Cancer is the most obvious disease to study, because each cancer patient’s tumor cells contain a unique mix of mutations. “You could boot up the model with the patient’s genome and mutations, and it would tell you how quickly those cells will grow, and how aggressive that cancer is,” Ideker says. 

What’s more, pharma companies searching for new cancer drugs use cell growth as the metric of success or failure. They look at a multitude of molecules that turn different genes on or off, asking for each: Does this potential drug cause the tumor cell to stop multiplying? With billions of dollars going to R&D for cancer drugs, an in silico shortcut has clear appeal. 

Upgrading from yeast to human cells won’t be an easy task. Researchers need to gather enough information about human patients to form a training data set for a neural network—they’ll need millions of records that include both patients’ genetic profiles and their health outcomes. But that data will accumulate fairly quickly, Ideker predicts. “There’s a ton of attention going into sequencing patient genomes,” he says. 

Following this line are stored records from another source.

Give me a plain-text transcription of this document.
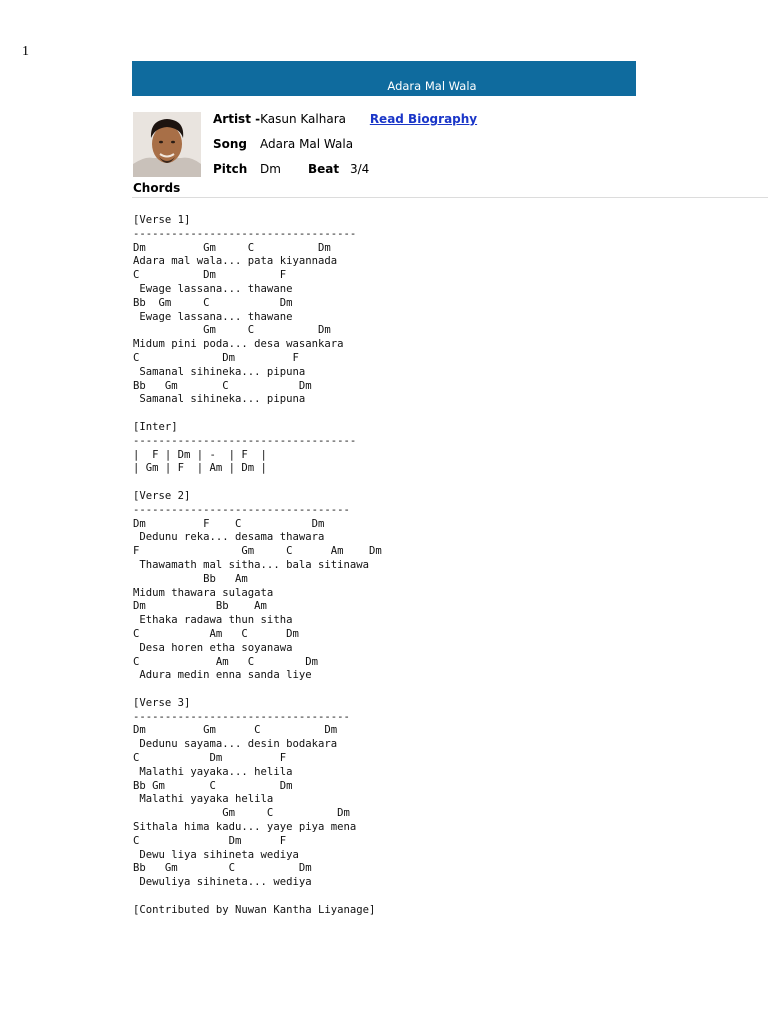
1
Adara Mal Wala
Artist -Kasun Kalhara Read Biography
Song Adara Mal Wala
Pitch Dm Beat 3/4
Chords
[Verse 1]
-----------------------------------
Dm         Gm     C          Dm
Adara mal wala... pata kiyannada
C          Dm          F
Ewage lassana... thawane
Bb  Gm     C           Dm
Ewage lassana... thawane
Gm     C          Dm
Midum pini poda... desa wasankara
C             Dm         F
Samanal sihineka... pipuna
Bb   Gm       C           Dm
Samanal sihineka... pipuna

[Inter]
-----------------------------------
|  F | Dm | -  | F  |
| Gm | F  | Am | Dm |

[Verse 2]
----------------------------------
Dm         F    C           Dm
Dedunu reka... desama thawara
F                Gm     C      Am    Dm
Thawamath mal sitha... bala sitinawa
Bb   Am
Midum thawara sulagata
Dm           Bb    Am
Ethaka radawa thun sitha
C           Am   C      Dm
Desa horen etha soyanawa
C            Am   C        Dm
Adura medin enna sanda liye

[Verse 3]
----------------------------------
Dm         Gm      C          Dm
Dedunu sayama... desin bodakara
C           Dm         F
Malathi yayaka... helila
Bb Gm       C          Dm
Malathi yayaka helila
Gm     C          Dm
Sithala hima kadu... yaye piya mena
C              Dm      F
Dewu liya sihineta wediya
Bb   Gm        C          Dm
Dewuliya sihineta... wediya

[Contributed by Nuwan Kantha Liyanage]
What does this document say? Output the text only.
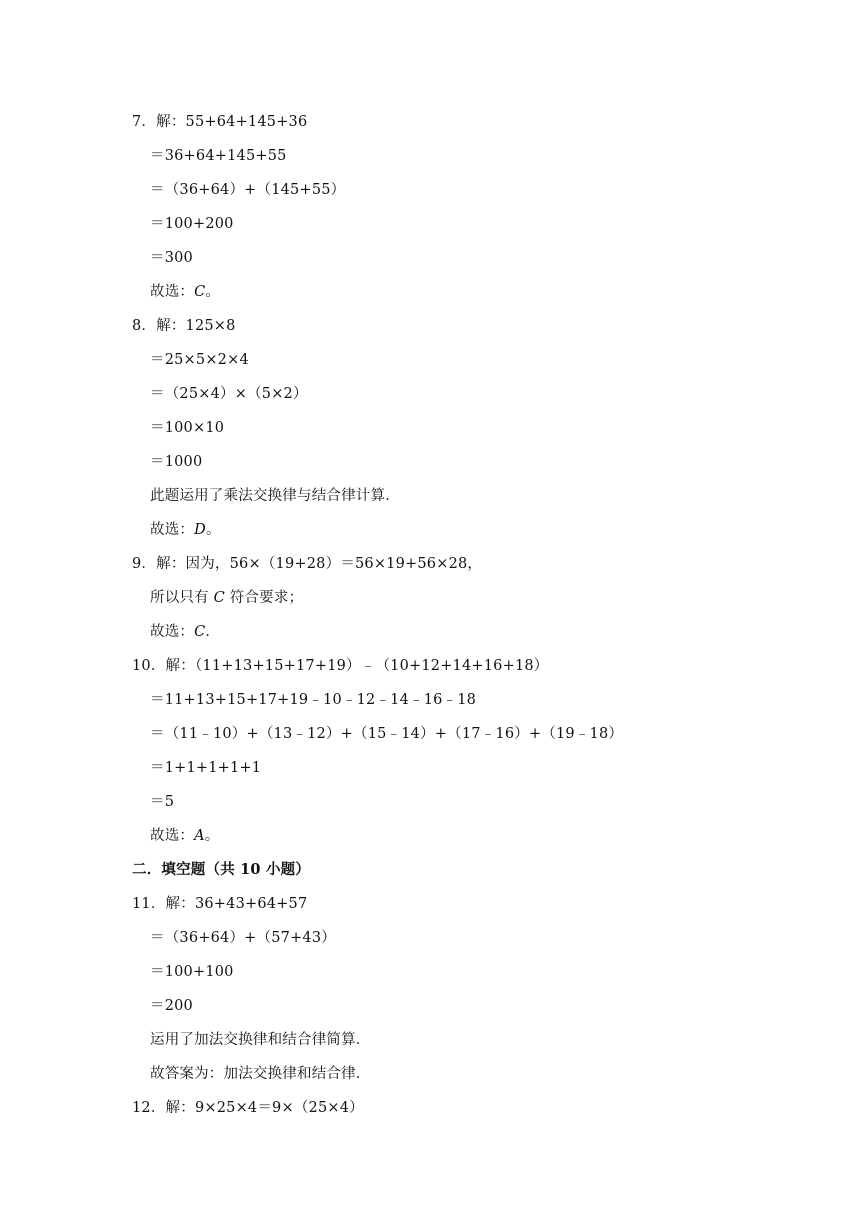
7．解：55+64+145+36
＝36+64+145+55
＝（36+64）+（145+55）
＝100+200
＝300
故选：C。
8．解：125×8
＝25×5×2×4
＝（25×4）×（5×2）
＝100×10
＝1000
此题运用了乘法交换律与结合律计算．
故选：D。
9．解：因为，56×（19+28）＝56×19+56×28，
所以只有 C 符合要求；
故选：C．
10．解：（11+13+15+17+19）﹣（10+12+14+16+18）
＝11+13+15+17+19﹣10﹣12﹣14﹣16﹣18
＝（11﹣10）+（13﹣12）+（15﹣14）+（17﹣16）+（19﹣18）
＝1+1+1+1+1
＝5
故选：A。
二．填空题（共 10 小题）
11．解：36+43+64+57
＝（36+64）+（57+43）
＝100+100
＝200
运用了加法交换律和结合律简算．
故答案为：加法交换律和结合律．
12．解：9×25×4＝9×（25×4）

The trickier part is gathering the knowledge of how a human cancer cell works, so the neural network can be mapped to its component parts. Ideker is part of a consortium called the Cancer Cell Map Initiative that aims to help with this challenge. Cataloging a cancer cell’s biological processes is tough because the mutations don’t only switch cellular functions on and off, they can also dial them up or down, and can act in concert in complicated ways. 

Still, Ideker is hopeful that he can employ a machine learning technique called transfer learning to get from a neural network that models yeast cells to one that models human cells. “Once you’ve built a system that recognizes cats, you don’t need to retrain the whole neural network to recognize squirrels,” he says.